What lies beneath – Dreams and Stories: Modern Pre-Raphaelite Visionaries

Sketchpad doodles from the exhibition

What lies beneath – Dreams and Stories: Modern Pre-Raphaelite Visionaries 

Watts Gallery – until February 26, 2023

Wander through gentle blue skyscapes and visions of the sea in turn-of-the-century dreamlands.

The Watts Gallery’s current exhibition, Dreams and Stories: Modern Pre-Raphaelite Visionaries, invites the viewer to step into shimmering subliminal worlds of symbols and spiritualism. It showcases the work of several little-known artists who carried the ideas of the Pre-Raphaelite into the creative landscape of the 20th century. ​

It positions textural watercolours and impressionist oil on canvas alongside fairy tale illustrations and stained glass design, creating a diverse display of fine arts techniques.

Artists including Marianne Stokes and Frederick Cayley Robinson reinterpreted Pre-Raphaelite naturalism and romanticism as informed by the scientific developments of their day. Aviation heroes appear alongside celestial beings, and experimental psychology – particularly Freud’s theories of the unconscious – informs the artistic explorations of dreams and hidden emotions. 
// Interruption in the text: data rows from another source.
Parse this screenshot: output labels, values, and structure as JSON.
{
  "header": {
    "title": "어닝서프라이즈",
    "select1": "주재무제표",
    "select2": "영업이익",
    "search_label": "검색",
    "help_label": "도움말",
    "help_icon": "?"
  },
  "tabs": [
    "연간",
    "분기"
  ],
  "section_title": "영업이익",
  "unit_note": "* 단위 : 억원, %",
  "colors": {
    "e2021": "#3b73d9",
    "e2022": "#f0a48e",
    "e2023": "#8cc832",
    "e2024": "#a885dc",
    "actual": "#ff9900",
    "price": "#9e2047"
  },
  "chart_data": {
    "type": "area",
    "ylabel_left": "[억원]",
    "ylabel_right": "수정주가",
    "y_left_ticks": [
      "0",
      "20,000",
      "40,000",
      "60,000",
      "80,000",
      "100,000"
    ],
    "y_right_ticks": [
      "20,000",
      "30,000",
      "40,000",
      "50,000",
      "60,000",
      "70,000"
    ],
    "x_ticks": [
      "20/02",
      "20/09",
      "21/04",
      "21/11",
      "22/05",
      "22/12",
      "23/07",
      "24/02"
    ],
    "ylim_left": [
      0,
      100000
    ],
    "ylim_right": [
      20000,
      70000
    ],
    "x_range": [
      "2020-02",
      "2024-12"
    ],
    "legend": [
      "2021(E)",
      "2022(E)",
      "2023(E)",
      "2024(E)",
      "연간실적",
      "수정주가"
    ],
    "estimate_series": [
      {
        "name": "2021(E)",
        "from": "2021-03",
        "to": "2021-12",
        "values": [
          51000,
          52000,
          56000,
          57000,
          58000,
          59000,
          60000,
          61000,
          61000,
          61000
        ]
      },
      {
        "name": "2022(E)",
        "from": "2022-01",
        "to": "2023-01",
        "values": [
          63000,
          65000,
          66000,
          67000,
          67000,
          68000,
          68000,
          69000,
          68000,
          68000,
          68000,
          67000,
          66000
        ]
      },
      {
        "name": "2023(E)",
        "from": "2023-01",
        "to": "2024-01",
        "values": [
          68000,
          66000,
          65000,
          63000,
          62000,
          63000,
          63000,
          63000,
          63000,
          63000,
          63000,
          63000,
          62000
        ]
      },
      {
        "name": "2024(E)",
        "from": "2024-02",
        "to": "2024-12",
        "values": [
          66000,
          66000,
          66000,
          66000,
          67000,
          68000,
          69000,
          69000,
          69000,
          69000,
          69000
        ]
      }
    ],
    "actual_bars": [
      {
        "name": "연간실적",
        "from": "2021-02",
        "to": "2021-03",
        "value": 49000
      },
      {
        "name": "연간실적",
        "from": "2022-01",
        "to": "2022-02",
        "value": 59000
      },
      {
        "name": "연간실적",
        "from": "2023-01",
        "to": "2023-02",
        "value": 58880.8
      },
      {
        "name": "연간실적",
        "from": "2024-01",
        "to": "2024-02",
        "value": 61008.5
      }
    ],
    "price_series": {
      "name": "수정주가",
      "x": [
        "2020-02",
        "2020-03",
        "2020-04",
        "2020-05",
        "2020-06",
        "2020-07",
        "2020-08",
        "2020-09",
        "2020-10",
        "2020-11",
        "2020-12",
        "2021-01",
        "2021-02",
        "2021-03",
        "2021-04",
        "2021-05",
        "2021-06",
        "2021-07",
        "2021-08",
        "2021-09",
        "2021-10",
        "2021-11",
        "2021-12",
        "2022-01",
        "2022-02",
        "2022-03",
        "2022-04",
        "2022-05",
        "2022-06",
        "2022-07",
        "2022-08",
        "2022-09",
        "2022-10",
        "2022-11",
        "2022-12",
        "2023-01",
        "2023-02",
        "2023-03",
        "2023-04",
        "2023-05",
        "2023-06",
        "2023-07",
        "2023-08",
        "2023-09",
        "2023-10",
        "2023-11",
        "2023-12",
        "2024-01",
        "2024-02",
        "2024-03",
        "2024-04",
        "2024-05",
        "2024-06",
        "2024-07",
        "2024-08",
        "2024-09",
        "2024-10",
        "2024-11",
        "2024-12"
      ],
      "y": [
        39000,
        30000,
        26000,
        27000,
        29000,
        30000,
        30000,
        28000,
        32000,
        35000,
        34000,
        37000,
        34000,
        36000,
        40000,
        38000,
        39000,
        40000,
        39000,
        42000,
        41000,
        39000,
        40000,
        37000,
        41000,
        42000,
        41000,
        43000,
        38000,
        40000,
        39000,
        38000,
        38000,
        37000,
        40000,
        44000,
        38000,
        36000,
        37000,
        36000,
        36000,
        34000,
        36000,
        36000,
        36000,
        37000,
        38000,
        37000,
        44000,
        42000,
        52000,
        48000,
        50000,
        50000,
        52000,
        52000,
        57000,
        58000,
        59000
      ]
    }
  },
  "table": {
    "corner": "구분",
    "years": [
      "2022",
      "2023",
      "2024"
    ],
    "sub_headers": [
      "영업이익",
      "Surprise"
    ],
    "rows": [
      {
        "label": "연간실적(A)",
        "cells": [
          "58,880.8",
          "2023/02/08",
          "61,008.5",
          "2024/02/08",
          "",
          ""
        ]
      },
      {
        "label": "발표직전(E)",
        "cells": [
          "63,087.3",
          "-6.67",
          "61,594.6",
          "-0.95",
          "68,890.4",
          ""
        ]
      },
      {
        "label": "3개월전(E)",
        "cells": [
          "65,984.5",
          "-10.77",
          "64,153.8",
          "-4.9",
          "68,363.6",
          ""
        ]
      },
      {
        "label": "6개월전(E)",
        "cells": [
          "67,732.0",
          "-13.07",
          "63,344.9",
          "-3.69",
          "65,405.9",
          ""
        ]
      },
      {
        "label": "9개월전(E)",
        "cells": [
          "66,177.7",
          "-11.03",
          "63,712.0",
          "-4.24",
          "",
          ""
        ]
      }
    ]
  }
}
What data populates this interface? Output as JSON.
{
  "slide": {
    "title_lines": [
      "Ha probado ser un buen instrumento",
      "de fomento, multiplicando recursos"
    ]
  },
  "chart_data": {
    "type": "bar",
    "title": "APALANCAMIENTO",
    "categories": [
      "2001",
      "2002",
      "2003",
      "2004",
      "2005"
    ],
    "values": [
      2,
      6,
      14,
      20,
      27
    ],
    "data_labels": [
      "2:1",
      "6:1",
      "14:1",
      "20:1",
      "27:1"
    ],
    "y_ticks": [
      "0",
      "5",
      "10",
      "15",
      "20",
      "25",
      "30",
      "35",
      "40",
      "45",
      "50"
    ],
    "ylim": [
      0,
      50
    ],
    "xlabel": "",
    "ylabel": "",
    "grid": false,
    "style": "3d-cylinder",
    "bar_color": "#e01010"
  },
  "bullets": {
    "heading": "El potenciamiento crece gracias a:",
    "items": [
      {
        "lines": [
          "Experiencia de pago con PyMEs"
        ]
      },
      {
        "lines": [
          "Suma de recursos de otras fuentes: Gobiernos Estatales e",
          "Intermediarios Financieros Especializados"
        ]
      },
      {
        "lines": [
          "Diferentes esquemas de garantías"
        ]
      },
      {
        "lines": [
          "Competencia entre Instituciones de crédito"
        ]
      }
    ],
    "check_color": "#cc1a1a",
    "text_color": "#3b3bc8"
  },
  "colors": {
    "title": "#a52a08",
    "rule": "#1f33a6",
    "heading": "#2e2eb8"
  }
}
These artists, who practiced between 1880 and 1930, were part of a wider European Symbolist movement. They were drawn to fairy tales, objects from religious rituals, and the growing occult interest in Spiritualism – inspirations made clear by the references to legends, folklore, and spirituality in their work. 

These modern Pre-Raphaelite visions seem to me a specifically female space. Depictions of women dominate the images – angels and legendary heroines as well as vulnerable children and women in domestic spaces. St Agnes is handed the ‘white garment’ of divine intervention, a girl bows her head in prayer, Fair Rosamund cowers before Queen Eleanor, and an injured child drops her spoon and bowl as she falls asleep before the hearth. The exhibition highlights the importance of female images in both the original Pre-Raphaelite movement and its revivalists, who use depictions of women in discussion with contemporary ideas around suffrage and the Social Purity movement. 

This gorgeous exhibition draws attention to a perhaps neglected artistic moment, and provides ample inspiration for practicing artists who feel a connection to the creative ideals of the original Brotherhood.